When Lewinsky was taped, saying she and the president had had an affair and that she lied about it, the matter became one of perjury: a federal crime.

On national television in 1992, during the Flowers affair, Clinton had been asked The Question. Could he say that he had never committed adultery? He replied: “I’m not prepared tonight to say that any married couple should ever discuss that with anybody but themselves.” Translate: don’t make me lie.

That was the right answer; it had been for centuries.

By now, in 1998, the law gives no quarter to tradition; a self-propelled legal process makes the traditional answer not just hypocritical but illegal. The lawyers were going to ask and the president would have to tell–never mind that he, his wife and his mistress all had agreed, for the protection of his presidency and of their own families, to bury the affair.

The end result is the worst of all possible worlds. Lying about adultery, even in the interests of all concerned, has been made effectively illegal.

When the adulterer’s closet becomes a zone of legal peril, adulterers will simply abandon it and take their chances with openness. According to a Newsweek poll, adultery is already at the bottom of the list of reasons for voting against a presidential candidate. As people get used to hearing about this or that prominent person’s infidelities–a U.S. president here, a British foreign secretary there–the taboo evaporates.

I don’t doubt that honesty has its good points. And yet, as with illegitimacy, abortion and dependency, we have found that there is a price for destigmatizing behaviors which should be discouraged but are not illegal.

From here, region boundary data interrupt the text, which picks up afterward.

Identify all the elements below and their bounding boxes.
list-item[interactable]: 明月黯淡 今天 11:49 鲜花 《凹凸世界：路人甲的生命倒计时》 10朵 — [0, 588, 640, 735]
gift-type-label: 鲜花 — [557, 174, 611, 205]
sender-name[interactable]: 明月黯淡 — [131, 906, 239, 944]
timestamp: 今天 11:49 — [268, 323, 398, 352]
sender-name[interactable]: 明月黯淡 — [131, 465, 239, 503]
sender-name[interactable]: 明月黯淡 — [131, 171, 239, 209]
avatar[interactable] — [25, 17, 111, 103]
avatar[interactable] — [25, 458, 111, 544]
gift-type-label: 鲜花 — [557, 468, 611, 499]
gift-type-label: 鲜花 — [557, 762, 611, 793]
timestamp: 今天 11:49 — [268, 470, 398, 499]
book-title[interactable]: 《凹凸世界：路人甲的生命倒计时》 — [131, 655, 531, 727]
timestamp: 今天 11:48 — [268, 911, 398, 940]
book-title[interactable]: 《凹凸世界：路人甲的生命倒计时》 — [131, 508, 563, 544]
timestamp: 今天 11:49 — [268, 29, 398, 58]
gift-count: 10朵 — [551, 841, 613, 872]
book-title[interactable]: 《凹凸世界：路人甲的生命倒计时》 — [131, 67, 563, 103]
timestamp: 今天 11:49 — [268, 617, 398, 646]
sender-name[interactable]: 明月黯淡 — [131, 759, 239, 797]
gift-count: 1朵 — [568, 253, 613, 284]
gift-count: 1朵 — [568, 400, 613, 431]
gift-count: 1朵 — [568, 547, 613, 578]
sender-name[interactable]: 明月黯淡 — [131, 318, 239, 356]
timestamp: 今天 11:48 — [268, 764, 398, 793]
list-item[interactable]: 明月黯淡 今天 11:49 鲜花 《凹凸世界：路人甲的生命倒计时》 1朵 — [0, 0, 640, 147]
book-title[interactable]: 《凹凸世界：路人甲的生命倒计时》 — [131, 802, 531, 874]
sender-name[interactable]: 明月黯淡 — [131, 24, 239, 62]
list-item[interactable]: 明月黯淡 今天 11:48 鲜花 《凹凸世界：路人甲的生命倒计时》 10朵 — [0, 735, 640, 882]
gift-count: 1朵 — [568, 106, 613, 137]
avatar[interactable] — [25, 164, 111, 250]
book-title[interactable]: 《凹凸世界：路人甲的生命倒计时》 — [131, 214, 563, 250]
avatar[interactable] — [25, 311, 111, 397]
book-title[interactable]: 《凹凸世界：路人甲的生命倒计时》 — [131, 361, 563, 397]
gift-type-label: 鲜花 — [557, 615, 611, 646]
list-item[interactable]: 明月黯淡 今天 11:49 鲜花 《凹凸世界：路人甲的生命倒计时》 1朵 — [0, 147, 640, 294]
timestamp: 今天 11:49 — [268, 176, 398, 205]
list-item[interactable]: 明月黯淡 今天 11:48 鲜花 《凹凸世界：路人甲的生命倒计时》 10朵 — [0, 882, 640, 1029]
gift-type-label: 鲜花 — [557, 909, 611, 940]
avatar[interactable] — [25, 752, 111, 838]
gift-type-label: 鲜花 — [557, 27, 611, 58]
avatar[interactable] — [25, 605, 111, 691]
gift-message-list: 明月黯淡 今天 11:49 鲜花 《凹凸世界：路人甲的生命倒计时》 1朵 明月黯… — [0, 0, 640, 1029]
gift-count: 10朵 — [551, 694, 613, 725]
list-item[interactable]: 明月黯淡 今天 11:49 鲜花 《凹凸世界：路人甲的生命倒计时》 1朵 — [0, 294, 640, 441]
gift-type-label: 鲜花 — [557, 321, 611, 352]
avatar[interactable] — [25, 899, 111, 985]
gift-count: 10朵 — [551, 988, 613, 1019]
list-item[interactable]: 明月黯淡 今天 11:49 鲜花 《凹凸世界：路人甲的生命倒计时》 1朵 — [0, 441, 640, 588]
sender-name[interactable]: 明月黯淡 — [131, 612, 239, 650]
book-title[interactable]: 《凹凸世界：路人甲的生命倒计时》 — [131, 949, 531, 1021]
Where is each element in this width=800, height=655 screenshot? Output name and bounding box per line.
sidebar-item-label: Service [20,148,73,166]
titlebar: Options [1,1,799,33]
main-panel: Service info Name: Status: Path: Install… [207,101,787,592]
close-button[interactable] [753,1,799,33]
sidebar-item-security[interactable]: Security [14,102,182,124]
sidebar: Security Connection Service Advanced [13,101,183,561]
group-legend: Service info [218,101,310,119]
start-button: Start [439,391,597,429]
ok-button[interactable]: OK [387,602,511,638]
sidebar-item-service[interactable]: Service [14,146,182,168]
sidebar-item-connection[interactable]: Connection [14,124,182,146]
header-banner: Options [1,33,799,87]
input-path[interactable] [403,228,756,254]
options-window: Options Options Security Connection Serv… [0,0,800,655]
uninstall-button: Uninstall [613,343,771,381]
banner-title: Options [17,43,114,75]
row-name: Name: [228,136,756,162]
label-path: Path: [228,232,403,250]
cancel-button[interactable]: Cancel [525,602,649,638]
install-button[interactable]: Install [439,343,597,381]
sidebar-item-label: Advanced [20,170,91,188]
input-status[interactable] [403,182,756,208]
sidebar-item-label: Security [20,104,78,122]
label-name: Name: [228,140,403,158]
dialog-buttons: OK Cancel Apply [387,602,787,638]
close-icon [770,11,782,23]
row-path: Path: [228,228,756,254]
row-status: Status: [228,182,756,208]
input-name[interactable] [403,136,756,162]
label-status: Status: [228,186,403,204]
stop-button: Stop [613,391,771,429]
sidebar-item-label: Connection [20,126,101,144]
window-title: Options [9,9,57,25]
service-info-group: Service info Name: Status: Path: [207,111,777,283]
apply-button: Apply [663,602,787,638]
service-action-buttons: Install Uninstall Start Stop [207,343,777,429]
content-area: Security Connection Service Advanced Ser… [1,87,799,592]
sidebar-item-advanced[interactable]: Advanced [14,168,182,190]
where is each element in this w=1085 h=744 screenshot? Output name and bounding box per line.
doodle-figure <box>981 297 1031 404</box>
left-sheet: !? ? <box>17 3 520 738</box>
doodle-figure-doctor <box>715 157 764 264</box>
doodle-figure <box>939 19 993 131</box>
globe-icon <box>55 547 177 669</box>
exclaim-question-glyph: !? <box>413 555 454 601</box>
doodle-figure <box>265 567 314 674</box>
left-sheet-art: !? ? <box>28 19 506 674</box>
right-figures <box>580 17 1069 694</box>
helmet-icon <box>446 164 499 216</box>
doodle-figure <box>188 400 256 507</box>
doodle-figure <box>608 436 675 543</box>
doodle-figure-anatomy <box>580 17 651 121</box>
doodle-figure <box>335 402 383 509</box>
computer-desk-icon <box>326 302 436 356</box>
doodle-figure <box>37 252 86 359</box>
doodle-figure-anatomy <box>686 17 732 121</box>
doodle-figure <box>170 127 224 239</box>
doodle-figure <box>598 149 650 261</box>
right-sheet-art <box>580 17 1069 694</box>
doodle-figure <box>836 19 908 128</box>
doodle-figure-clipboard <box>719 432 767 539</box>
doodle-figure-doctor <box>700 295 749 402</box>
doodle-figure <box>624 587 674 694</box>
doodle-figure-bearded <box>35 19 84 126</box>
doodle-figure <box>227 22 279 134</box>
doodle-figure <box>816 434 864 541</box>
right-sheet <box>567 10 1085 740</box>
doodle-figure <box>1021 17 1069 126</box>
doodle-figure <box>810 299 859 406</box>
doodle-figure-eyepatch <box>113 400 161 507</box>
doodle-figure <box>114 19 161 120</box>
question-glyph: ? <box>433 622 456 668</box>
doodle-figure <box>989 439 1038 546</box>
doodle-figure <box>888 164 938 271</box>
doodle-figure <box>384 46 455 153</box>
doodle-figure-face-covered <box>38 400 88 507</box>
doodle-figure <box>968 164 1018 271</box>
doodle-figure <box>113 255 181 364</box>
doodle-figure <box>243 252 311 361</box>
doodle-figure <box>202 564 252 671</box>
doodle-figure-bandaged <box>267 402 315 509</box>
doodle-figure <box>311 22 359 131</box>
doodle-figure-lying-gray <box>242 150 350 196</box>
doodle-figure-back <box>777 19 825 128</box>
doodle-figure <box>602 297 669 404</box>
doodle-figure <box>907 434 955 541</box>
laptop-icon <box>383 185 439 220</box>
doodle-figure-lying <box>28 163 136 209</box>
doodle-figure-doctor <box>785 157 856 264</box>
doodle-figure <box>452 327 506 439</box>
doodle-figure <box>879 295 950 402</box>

Today most people in the United States agree that adultery is wrong, and only a few admit to engaging in it: Fewer than one in four men, and about half as many women, report ever having been unfaithful. Of course, people lie about adultery, so those figures should be taken as lower bounds. But that is the point.

Imagine a society in which, say, 50 or 75 percent of adults cheerfully admit to infidelity; people take adultery for granted; a wife’s threat to go public or a boss’ threat to be shocked ceases to be much of a deterrent, and it becomes harder to tell children, with a straight face, that cheating is really, truly, wrong–which is still a fairly useful thing to be able to say.

But a better rule than saying “Who cares?”–effectively shrugging at adultery–is: If the adulterer takes all reasonable steps to be discreet, if he (or she) performs his (or her) duties as parent, spouse and citizen, and if his (or her) spouse chooses to hang on, then nothing has happened. This is not covering up; it is being grown-up.